Hungary may approve a new law as soon as Tuesday that could force a university founded by financier George Soros out of the country despite a protest against the plan in Budapest and condemnation abroad.

Prime Minister Viktor Orban, a staunch critic of liberal civil organizations funded by Soros, said on Friday the Central European University had violated regulations in awarding its diplomas, an allegation the college firmly rejected as false.

The CEU, which was founded in Budapest in 1991 following the collapse of communism and has 1,400 students, said it operated lawfully and was accredited to award Hungarian and U.S. degrees.

Thousands of students, professors and supporters rallied in Budapest on Sunday demanding the government withdraw the draft legislation, which they called an attack on freedom of education.

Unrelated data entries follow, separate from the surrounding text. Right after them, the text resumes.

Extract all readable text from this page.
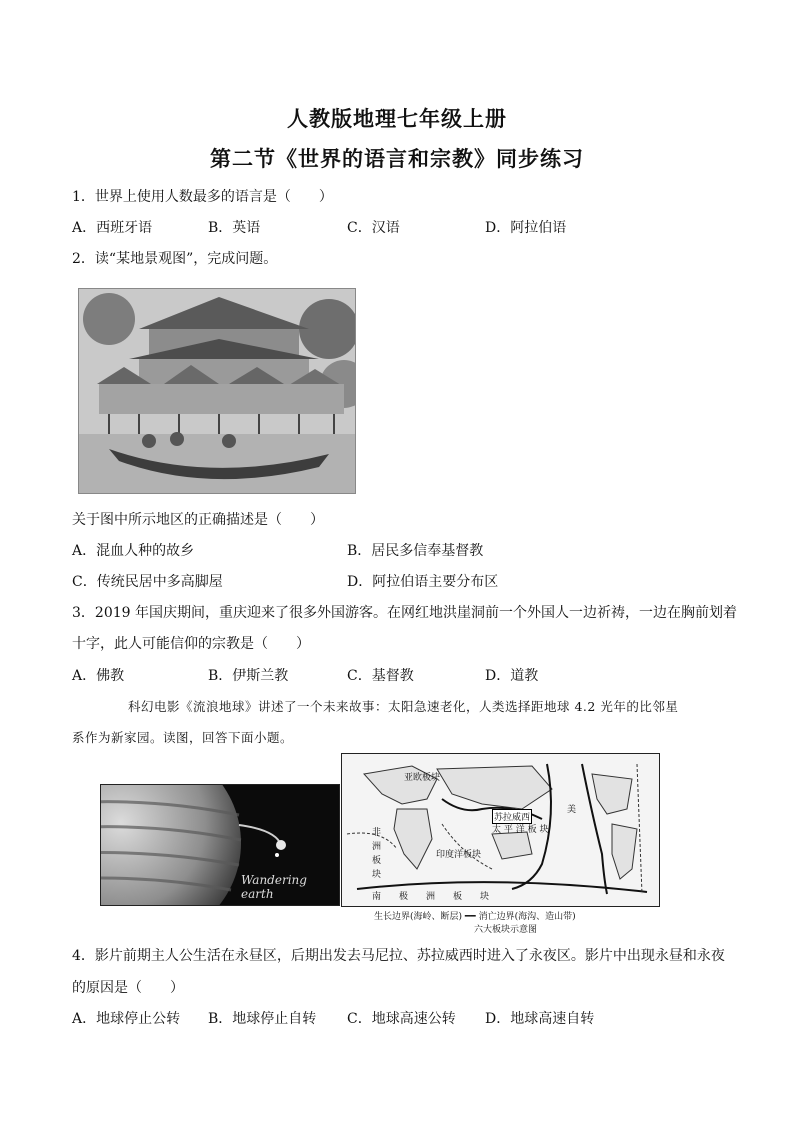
人教版地理七年级上册
第二节《世界的语言和宗教》同步练习
1．世界上使用人数最多的语言是（　　）
A．西班牙语	B．英语	C．汉语	D．阿拉伯语
2．读“某地景观图”，完成问题。
关于图中所示地区的正确描述是（　　）
A．混血人种的故乡	B．居民多信奉基督教
C．传统民居中多高脚屋	D．阿拉伯语主要分布区
3．2019 年国庆期间，重庆迎来了很多外国游客。在网红地洪崖洞前一个外国人一边祈祷，一边在胸前划着
十字，此人可能信仰的宗教是（　　）
A．佛教	B．伊斯兰教	C．基督教	D．道教
科幻电影《流浪地球》讲述了一个未来故事：太阳急速老化，人类选择距地球 4.2 光年的比邻星
系作为新家园。读图，回答下面小题。
Wandering earth
亚欧板块
苏拉威西
太 平 洋 板 块
印度洋板块
非 洲 板 块
美
南　　极　　洲　　板　　块
生长边界(海岭、断层) ━━ 消亡边界(海沟、造山带)
六大板块示意图
4．影片前期主人公生活在永昼区，后期出发去马尼拉、苏拉威西时进入了永夜区。影片中出现永昼和永夜
的原因是（　　）
A．地球停止公转 B．地球停止自转 C．地球高速公转 D．地球高速自转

Orban’s government, which faces an election in just over a year, submitted a bill to parliament last week to regulate foreign universities setting several new requirements, which could force the CEU to leave Hungary.

Under the bill, foreign universities must have a campus in Budapest and in their home country. CEU, which only operates in the capital, is the only international college with no arm elsewhere.

Parliament, where Orban’s Fidesz holds a comfortable majority, could approve the new rules on Tuesday in a fast-track procedure, according to a legislative agenda posted online.

A new passage in the bill also stipulates that foreign universities could award degrees in Hungary only if the governments of Hungary, and in CEU’s case, the U.S., sign an accord on the matter within six months of the law taking effect.

More than 500 leading international academics, including 17 Nobel Laureates have come out in support of CEU, saying it was one of the preeminent centers of thought in the country.

The U.S. State Department said last week that CEU was a “premier academic institution” that promoted academic excellence and critical thinking, and urged the government “to avoid taking any legislative action that would compromise CEU’s operations or independence.”

Soros’s Open Society Foundations, which support democracy, has been active in Hungary for three decades and Soros has financed foreign scholarships for Fidesz politicians, including Orban, at the time when communism collapsed.